If that seems strange, it is. Only an excessively flexible notion of "privity"
would sound like an explanation -- that James is bound because he is claiming
through the coverage that State Farm provides to Paul. The majority opinion
relies on the Restatement (Second) of Judgments, section 85(b)(2), to
establish privity between James and Paul; however, the position taken by the
principal opinion is specifically rejected in comment f of that section.

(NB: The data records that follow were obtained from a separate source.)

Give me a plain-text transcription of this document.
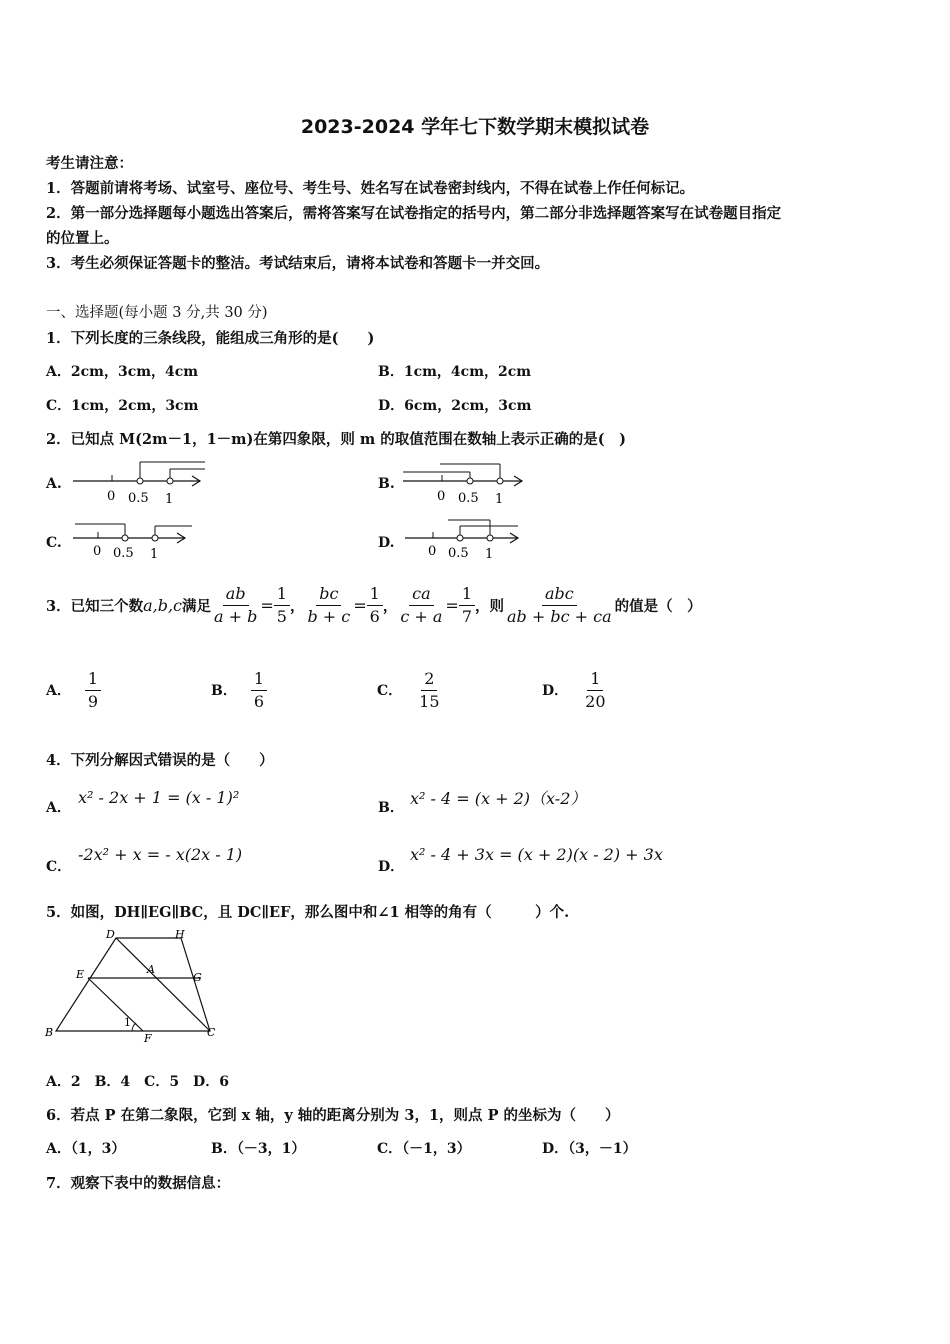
2023-2024 学年七下数学期末模拟试卷
考生请注意：
1．答题前请将考场、试室号、座位号、考生号、姓名写在试卷密封线内，不得在试卷上作任何标记。
2．第一部分选择题每小题选出答案后，需将答案写在试卷指定的括号内，第二部分非选择题答案写在试卷题目指定
的位置上。
3．考生必须保证答题卡的整洁。考试结束后，请将本试卷和答题卡一并交回。
一、选择题(每小题 3 分,共 30 分)
1．下列长度的三条线段，能组成三角形的是(　　)
A．2cm，3cm，4cm	B．1cm，4cm，2cm
C．1cm，2cm，3cm	D．6cm，2cm，3cm
2．已知点 M(2m－1，1－m)在第四象限，则 m 的取值范围在数轴上表示正确的是(　)
A.
0 0.5 1
B.
0 0.5 1
C.
0 0.5 1
D.
0 0.5 1
3．已知三个数 a,b,c 满足 $\frac{ab}{a + b} = \frac{1}{5}$ ， $\frac{bc}{b + c} = \frac{1}{6}$ ， $\frac{ca}{c + a} = \frac{1}{7}$ ，则 $\frac{\text{abc}}{ab + bc + ca}$ 的值是（　）
A． $\frac{1}{9}$	B． $\frac{1}{6}$	C． $\frac{2}{15}$	D． $\frac{1}{20}$
4．下列分解因式错误的是（　　）
A．
x² - 2x + 1 = (x - 1)²
B． x² - 4 = (x + 2)（x-2）
C．
-2x² + x = - x(2x - 1)
D．
x² - 4 + 3x = (x + 2)(x - 2) + 3x
5．如图，DH∥EG∥BC，且 DC∥EF，那么图中和∠1 相等的角有（　　　）个.
D	H
E	A
G
B
1
F	C
A．2　B．4　C．5　D．6
6．若点 P 在第二象限，它到 x 轴，y 轴的距离分别为 3，1，则点 P 的坐标为（　　）
A．（1，3）	B．（－3，1）	C．（－1，3）	D．（3，－1）
7．观察下表中的数据信息：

Illustration No. 10 in comment f of the Restatement (Second) of Judgments, section
85, is virtually the same as this case:
D inflicts a blow on X as a result of which X dies. D is convicted of
intentional homicide. P, administrator of X's estate, brings an action
against D for wrongful death, alleging D's act was negligent. I had
previously issued a policy of liability insurance to D, insuring liability
for D's negligent acts but excluding intentional acts. In P's action against
D, P is not precluded by the criminal conviction from showing that D's act
was negligent rather than intentional.
The appendices to the Restatement (Second) of Judgments cite numerous cases,
some that agree and some that disagree with this position. But as far as I can
determine, the Restatement has not changed its position on this point, and the
Restatement position more closely conforms to due process norms than the cases
that reject the Restatement position.
On due process, the United States Supreme Court in Hansberry v. Lee, 311
U.S. 32, 40-41 (1940), is particularly instructive. Whether one is represented
by another in a previous adjudication depends on whether their interests are the
same or in conflict. Id. at 43; see also American Polled
Hereford v. City of Kansas City, 626 S.W.2d 237, 241 (Mo. 1982). Paul, in
the criminal case, was representing only his own interests. His goal was to
emerge from the criminal case with the minimum of consequences. Needless to say,
Paul was not protecting James' interests when Paul stabbed James. It is likewise
hard to fathom that Paul was representing James' interests when Paul pled guilty
to stabbing James. In the civil negligence action, Paul and James may both have
been interested in proving the factual element of negligence, but "privity
is not established simply because the parties are interested in the same
question or in proving or disproving the same state of facts." Clements
v. Pittman, 765 S.W.2d 589, 591 (Mo. banc 1989).
In the plea proceeding, it cannot be said that James' interests were adequately
represented by Paul for James to have had his day in court.
In short, I would remand this case to the circuit court for a hearing in which
both James and the insurance company have their day in court. The issue is
whether Paul's injury to James was inflicted intentionally, as the insurance
company contends, or whether it was other than intentional, which would invoke
the coverage of the insurance policy.